Bradford Short in the NYT: Scientifically, Human Life Begins at Conception
Along the same lines as James J. Johanik's letter in the Wall Street Journal that I reprinted the other day, the New York Times (!!!) published a letter written by my good friend Bradford Short that makes basically the same point: Based on the science, human life begins at conception. Short takes it to the next step by asserting that this matters morally, and indeed, that protecting human life simply and merely because it is human (my term) is the principle that President Bush is defending with his embryonic stem cell funding policy.
Here is Short's letter: "It has been too common in the debate on embryo-destructive stem cell research for those who support such research to tell a story of the Enlightenment, where noble, wise scientists had to fight selfish, backward, religious ethicists for 'science' to advance.
"In fact, it was the most progressive scientists of the late 18th and early 19th centuries who first discovered that human life begins at conception; that the human embryo from conception on is a self-organized, individual human being. It was people who thought that this scientific discovery was important for ethics who then criminalized abortion before the quickening in Britain and America in the 19th century.
"It is the right to life as they, the scientists, had helped to define it that President Bush feels is being violated by embryo-destructive stem cell research today."

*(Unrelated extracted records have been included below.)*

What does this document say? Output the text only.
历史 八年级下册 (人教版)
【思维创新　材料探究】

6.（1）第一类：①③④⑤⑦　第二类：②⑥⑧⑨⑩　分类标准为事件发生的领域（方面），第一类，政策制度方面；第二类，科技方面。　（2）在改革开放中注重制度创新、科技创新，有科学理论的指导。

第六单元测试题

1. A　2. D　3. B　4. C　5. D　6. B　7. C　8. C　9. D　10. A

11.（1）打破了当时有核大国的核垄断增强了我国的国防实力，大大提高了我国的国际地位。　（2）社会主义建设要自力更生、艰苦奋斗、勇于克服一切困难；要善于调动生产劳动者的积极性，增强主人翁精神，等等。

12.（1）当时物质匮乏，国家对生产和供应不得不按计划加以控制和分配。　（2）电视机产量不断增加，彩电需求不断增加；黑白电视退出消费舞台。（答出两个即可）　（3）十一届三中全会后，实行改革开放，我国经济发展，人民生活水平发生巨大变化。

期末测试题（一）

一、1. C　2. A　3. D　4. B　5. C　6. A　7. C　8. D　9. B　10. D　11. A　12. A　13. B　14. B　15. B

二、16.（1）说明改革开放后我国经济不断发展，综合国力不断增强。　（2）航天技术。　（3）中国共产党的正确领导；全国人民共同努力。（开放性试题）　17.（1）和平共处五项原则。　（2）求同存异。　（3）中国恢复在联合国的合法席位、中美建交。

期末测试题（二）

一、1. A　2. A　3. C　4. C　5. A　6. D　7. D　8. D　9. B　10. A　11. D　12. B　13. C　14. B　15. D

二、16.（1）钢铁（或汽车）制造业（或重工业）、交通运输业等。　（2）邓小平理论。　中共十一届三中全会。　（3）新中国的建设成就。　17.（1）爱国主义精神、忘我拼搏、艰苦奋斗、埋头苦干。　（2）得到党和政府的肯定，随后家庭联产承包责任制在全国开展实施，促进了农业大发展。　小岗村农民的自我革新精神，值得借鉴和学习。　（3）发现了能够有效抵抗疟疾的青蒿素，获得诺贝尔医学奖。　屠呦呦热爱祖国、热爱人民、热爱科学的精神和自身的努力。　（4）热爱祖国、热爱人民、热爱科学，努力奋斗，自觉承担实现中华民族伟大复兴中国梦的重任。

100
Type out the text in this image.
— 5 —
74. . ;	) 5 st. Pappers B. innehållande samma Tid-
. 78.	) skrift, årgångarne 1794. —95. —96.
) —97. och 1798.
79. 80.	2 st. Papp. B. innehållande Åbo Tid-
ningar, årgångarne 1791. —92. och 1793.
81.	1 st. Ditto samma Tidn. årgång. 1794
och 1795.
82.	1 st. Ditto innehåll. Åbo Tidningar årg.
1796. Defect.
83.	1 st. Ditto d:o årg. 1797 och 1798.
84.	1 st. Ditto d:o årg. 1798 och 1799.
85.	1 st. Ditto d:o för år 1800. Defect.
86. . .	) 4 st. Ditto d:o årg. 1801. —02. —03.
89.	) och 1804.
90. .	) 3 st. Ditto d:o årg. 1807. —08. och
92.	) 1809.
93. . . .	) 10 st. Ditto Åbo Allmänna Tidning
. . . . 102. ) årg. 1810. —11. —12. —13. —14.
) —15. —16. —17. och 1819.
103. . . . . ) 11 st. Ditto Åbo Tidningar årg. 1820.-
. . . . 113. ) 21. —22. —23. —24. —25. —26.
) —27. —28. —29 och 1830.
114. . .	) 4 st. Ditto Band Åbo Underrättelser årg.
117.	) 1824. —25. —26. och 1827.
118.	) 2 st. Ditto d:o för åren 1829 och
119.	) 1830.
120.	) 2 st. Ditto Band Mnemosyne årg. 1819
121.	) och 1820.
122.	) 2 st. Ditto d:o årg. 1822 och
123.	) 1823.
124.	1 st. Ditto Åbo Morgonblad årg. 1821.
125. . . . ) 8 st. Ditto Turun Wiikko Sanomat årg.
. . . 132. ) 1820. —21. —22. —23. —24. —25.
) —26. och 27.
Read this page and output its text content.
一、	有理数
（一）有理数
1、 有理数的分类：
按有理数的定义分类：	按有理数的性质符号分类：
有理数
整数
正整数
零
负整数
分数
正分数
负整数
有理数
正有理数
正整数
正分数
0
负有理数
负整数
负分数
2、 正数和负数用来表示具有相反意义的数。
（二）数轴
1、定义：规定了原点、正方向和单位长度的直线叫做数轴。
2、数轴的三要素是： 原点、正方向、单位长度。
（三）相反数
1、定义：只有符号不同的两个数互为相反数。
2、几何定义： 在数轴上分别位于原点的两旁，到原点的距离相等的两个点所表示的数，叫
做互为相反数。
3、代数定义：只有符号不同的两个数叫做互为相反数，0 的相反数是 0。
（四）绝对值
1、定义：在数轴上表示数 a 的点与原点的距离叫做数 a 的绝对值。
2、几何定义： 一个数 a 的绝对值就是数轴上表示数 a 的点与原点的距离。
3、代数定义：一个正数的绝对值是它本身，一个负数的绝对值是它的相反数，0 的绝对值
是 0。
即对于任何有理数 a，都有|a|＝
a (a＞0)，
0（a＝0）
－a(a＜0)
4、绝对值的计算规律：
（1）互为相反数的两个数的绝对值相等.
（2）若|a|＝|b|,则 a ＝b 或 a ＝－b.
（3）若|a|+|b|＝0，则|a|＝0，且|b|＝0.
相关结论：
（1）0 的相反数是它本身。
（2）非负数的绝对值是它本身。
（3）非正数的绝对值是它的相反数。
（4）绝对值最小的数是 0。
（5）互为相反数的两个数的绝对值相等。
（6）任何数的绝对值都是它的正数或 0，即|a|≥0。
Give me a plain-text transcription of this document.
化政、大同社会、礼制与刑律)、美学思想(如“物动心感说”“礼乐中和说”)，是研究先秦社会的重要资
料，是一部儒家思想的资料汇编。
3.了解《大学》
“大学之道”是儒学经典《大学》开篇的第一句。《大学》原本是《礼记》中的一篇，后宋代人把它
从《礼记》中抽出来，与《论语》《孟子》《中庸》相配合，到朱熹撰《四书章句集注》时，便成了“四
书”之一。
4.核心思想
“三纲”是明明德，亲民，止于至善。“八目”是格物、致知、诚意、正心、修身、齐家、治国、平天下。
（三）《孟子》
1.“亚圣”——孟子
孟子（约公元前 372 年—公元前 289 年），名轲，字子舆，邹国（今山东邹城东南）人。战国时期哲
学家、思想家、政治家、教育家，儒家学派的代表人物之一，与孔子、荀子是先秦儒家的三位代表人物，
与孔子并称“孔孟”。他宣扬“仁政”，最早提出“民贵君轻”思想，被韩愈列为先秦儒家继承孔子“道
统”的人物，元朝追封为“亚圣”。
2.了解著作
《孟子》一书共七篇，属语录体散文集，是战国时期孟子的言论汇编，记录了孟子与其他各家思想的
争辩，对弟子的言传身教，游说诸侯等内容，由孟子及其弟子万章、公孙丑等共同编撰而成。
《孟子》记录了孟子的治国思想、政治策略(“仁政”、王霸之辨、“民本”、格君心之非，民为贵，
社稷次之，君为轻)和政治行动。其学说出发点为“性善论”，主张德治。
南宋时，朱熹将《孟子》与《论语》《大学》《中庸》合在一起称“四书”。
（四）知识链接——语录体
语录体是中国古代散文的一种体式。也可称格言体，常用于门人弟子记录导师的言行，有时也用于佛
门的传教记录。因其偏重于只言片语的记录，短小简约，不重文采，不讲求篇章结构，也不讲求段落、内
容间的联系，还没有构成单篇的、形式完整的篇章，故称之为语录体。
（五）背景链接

Bradford is right on the history and the science. This doesn't settle the matter, however, since many people hold to the idea that "personhood" rather than "humanhood" is what infuses life with moral meaning. But if we are to have a societal debate about the ethical propriety of treating nascent human life as a natural resource, then it must begin with the scientifically accurate acknowledgment that what is being discussed is indeed, fully human life. Any debate that avoids that scientific truth is not morally serious.


4 Comments:
Thank you again for this real service. I'd like to quote from Philip Rieff's My Life Among the Death Works, p. 68, touching on this subject:
"...the third culture believes it can live by infinitely changing rules. But the evidence is massive that no culture lives by rules. It lives by faith in highest absolute authority and its interdicts and subserving remissions. Rules as they were, under divine law, no longer exist. They did not survive Auschwitz. What did exist as the exemplary institution of the third culture, the death camps, were routines of resolution of everything human. It is an understandable failure of nerve among commentators on those routines of resolution of everything human to use the psychologically toned metaphor 'regression' to 'bestiality', an inversion of the progressive evolutionary ethos. proclaimed, by post-Jewish and post-Christian proponents of the third culture, as the second perfected without further need of highest absolute authority and its theonomic disciplines
That's a little above my pay grade. I think your author is positing that we have become entirely relativistic, in that we live by infinitely changing rules. That seems clear to me.
But I don't think that Auschwitz destroyed culture and morality. Indeed, the Holocaust caused us to recoil away from the evils that led to that unprecedented evil, e.g., eugenics, a belief that human life had no intrinsic value, etc. I think the problem is that we have forgotten and now people begin to move in the wrong direction again. It is harder to see because rather than being motivated by hate, those who deny human exceptionalism are today mostly motivated by compassion and a desire to do good. But denying human intrinsic value sets matters in motion that eventually lead to a plunge off of a moral cliff.
Yes, the line about Auschwitz also did not ring true to me. Good point about the compassion and desire to do good blinding people to the nature of the issue. In the end it is self-deceptive- a trick of the mind I think by which people convince themselves that they are doing good. But as Bob Dylan sang, "Sometimes the devil comes as a man of peace".
We are already so deep into this path of dehumanization that it is very troublesome.
"I don't think that Auschwitz destroyed culture and morality. Indeed, the Holocaust caused us to recoil away from the evils that led to that unprecedented evil, e.g., eugenics, a belief that human life had no intrinsic value, etc."
False.
Eugenics was practiced in the USA until the early 80s in Howard Dean's state of Vermont.
We soon after the Nazi holocaust started a eugenics program that argued its good for the population to abort lots and lots of undesirable baby boys and girls.
With over 50 million US lives slaughtered in the last 35 years in the USA we have murdered FAR MORE than the Nazi holocaust did.
And these murders are FAR WORSE since the Jews in Germany could run and attempt to escape those trying to kill them. Babies, on the other hand, are completely innocent and defenseless. That is why pro-aborts are WORSE than the Germans who supported the Nazi holocaust.